1.1.1.1. Ville étalée ou ville dense ?

Alors que l’étalement est perçu aujourd’hui comme un mal qu’il faut combattre, il est parfois surprenant de constater que les premières visions de la planification des urbanistes notamment en Amérique du Nord considéraient l’étalement ou le développement à faible densité comme étant une forme urbaine idéale. Tout dépend du contexte, des arguments et des valeurs défendues vis-à-vis de l’étalement urbain et les conséquences des forces contradictoires de concentration et de dispersion (Banerjee et Verma, 2005). Le rôle de l’aménagement est de minimiser les conséquences négatives et de maximiser les bénéfices.

Il y a eu dans l’histoire de l’aménagement plusieurs visions de la forme de la ville selon les différentes priorités économique, environnementale et sociale. Pour le même objectif d’efficacité économique (décongestion), certains urbanistes « utopistes » proposaient la ville dispersée alors que d’autres prônaient la ville dense. Nous allons retenir deux exemples illustratifs de la variabilité et de la contradiction des jugements portés sur la forme urbaine. Le premier concerne Le Corbusier qui considère la densité comme la meilleure solution pour la ville, tandis que le deuxième, celui de F-L Wright, favorise la dispersion et la dédensification de la ville.

Le principe dans la réflexion chez Le Corbusier (1887-1965) est d’augmenter la densité des villes, tout en améliorant la mobilité et la vitesse en particulier. La meilleure solution est d’élever au maximum les densités dans les centres pour garantir la proximité. Il s’agit de la cité-jardin verticale (cité radieuse) qui prend la place de la cité-jardin horizontale de Howard qui vise à associer les vertus de la ville et celles de la campagne. Cependant, un seul immeuble fera l’équivalent de toute une cité. Ce qui permet de gagner de l’espace vert et de garantir l’efficacité économique grâce à la vitesse, car la ville qui dispose de la vitesse, dispose du succès (Wachter, 2003). Le Corbusier considère que les solutions visant à réduire les densités et la congestion au sein des villes ne sont pas efficaces car elles engendrent souvent des coûts d’urbanisation importants, notamment d’infrastructures routières, et augmentent les migrations alternantes des banlieusards. En 1922, il propose même de bâtir une ville verte moderne de trois millions d’habitants à Paris sur la rive droite de la Seine capable de mettre fin aux problèmes des déplacements périphériques.

Même s’il donne lui aussi une grande importance à la mobilité, l’exemple de Broadacre city ou la « non-ville » de Frank Lloyd Wright (1867-1959), proposée en 1932, était une prescription pour l’étalement et la dispersion par excellence. Ce projet centré sur l’individu, l’anti-densité et l’anti-proximité propose un acre (autour de 4000 m2) de sol par personne et met l’automobile au centre de ses rapport avec l’espace.
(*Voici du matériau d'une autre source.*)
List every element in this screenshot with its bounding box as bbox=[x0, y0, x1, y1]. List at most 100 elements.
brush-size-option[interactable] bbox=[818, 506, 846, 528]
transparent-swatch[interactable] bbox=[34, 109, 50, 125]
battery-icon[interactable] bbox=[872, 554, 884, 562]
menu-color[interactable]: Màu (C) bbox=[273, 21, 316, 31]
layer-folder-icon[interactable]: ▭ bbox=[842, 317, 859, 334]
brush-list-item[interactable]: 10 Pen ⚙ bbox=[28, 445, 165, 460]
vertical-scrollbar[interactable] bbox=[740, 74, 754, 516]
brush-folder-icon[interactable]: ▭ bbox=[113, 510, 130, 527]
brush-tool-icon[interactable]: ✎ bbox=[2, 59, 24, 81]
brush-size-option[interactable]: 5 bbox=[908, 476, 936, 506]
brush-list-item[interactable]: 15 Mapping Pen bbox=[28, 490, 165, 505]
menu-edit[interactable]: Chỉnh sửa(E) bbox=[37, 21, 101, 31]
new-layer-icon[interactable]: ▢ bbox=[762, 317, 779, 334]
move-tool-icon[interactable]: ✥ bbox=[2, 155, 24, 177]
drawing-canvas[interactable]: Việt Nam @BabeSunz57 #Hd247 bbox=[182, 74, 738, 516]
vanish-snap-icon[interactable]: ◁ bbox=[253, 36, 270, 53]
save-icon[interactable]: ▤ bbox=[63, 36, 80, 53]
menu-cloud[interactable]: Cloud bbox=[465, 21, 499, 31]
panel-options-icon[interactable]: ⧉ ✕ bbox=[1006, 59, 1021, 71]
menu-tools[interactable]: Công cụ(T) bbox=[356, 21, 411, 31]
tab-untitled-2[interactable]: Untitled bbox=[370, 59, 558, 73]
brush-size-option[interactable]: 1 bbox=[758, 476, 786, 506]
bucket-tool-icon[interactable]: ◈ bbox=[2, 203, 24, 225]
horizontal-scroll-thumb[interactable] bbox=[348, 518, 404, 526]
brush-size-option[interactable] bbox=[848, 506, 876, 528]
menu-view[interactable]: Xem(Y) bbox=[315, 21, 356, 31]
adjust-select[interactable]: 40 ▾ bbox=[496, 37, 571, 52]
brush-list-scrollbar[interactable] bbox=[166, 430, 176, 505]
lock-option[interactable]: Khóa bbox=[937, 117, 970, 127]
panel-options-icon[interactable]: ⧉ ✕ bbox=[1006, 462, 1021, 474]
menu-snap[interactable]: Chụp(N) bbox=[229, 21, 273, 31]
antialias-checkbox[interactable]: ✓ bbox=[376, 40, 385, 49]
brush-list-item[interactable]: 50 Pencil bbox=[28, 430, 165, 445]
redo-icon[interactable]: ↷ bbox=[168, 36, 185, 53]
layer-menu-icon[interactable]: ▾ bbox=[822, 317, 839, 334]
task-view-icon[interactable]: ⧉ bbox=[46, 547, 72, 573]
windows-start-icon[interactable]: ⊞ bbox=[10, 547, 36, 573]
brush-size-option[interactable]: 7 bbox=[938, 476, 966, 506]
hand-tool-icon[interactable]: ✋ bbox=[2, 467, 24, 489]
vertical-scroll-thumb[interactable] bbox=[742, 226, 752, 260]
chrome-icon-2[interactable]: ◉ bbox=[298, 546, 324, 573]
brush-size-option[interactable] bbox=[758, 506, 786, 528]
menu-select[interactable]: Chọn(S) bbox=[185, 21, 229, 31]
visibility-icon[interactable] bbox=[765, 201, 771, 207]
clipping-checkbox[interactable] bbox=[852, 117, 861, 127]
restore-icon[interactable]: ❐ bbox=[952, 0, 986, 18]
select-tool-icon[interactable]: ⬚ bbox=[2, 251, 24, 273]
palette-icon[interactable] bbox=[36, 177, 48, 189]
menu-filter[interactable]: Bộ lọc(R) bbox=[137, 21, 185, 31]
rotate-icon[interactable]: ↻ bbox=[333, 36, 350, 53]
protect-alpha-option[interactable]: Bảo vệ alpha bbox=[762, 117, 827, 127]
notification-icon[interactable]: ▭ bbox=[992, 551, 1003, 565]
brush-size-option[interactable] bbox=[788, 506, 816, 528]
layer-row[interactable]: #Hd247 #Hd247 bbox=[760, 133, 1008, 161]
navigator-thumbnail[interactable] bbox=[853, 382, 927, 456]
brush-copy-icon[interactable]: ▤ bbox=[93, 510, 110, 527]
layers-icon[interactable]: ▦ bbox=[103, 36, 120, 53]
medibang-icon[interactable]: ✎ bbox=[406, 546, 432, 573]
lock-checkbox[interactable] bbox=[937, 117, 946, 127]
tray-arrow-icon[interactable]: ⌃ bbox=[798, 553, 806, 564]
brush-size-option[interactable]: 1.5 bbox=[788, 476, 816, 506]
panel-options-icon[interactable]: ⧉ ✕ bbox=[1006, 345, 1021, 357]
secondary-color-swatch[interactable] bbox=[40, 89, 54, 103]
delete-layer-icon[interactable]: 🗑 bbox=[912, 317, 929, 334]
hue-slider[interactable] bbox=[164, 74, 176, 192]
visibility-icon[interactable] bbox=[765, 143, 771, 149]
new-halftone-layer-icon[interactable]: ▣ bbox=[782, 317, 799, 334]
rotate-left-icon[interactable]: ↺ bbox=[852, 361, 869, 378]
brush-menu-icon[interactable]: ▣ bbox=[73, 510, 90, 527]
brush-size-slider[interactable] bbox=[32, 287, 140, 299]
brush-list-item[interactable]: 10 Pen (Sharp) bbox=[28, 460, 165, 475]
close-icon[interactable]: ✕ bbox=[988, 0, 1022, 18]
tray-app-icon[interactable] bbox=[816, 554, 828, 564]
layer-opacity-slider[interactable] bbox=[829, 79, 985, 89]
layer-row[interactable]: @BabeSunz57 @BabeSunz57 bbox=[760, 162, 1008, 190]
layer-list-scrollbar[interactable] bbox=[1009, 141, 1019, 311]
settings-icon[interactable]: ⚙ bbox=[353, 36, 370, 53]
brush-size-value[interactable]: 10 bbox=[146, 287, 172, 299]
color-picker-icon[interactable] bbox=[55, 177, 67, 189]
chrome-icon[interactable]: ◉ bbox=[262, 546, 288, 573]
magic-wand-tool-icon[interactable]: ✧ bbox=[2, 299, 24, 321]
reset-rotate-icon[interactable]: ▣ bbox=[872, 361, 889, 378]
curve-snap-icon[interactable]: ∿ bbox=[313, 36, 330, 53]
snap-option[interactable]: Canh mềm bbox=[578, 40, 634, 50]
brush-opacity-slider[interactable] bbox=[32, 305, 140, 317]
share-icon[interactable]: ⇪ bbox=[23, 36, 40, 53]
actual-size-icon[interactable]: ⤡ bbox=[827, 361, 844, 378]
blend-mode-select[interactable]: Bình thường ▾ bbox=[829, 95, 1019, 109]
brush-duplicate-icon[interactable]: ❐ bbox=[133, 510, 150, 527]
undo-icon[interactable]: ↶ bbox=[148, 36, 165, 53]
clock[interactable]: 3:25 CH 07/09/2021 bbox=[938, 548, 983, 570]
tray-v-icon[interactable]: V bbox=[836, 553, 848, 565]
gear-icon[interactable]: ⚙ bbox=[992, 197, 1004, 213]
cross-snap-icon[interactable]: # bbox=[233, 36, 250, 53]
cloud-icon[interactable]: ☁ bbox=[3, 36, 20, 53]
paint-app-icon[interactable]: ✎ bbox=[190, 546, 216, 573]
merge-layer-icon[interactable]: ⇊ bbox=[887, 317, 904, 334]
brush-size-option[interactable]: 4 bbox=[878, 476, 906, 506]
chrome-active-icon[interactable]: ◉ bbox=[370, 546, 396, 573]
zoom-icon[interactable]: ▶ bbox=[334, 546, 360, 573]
Wright voit dans la concentration de la ville la source de tous les maux et considère que la dispersion est plus appropriée pour une société ouverte, efficace et intégrée grâce à l’automobile. Les activités économiques peuvent se développer sur les nœuds du réseau sans hiérarchie de type centre-périphérie. D’autres recommandations pour la faible densité avaient même pour objectif de minimiser les effets négatifs de la ville dense sur l’écosystème et la santé des populations (Banerjee et Verma, 2005). Il ne faut pas oublier que l’étalement urbain était également la solution à la pollution et la promiscuité entre l’usine et l’espace résidentiel : « Le lieu de travail tend à être séparé du lieu de résidence, car la proximité d’établissements industriels et commerciaux rend une zone impropre -à la fois économiquement et socialement- à des fins résidentiels » (Wirth, 1938 in Grafmeyer et Joseph, p. 270). Cela dit, cet étalement sélectif était à l’origine de la division fonctionnelle de l’espace et de la ségrégation socio-spatiale dans la ville industrielle, car il ne concernait pas toutes les classes sociales. D’ailleurs, très peu de littérature a explicitement abordé la question de l’équité et les implications sociales de la forme urbaine étalée (Squires, 2002).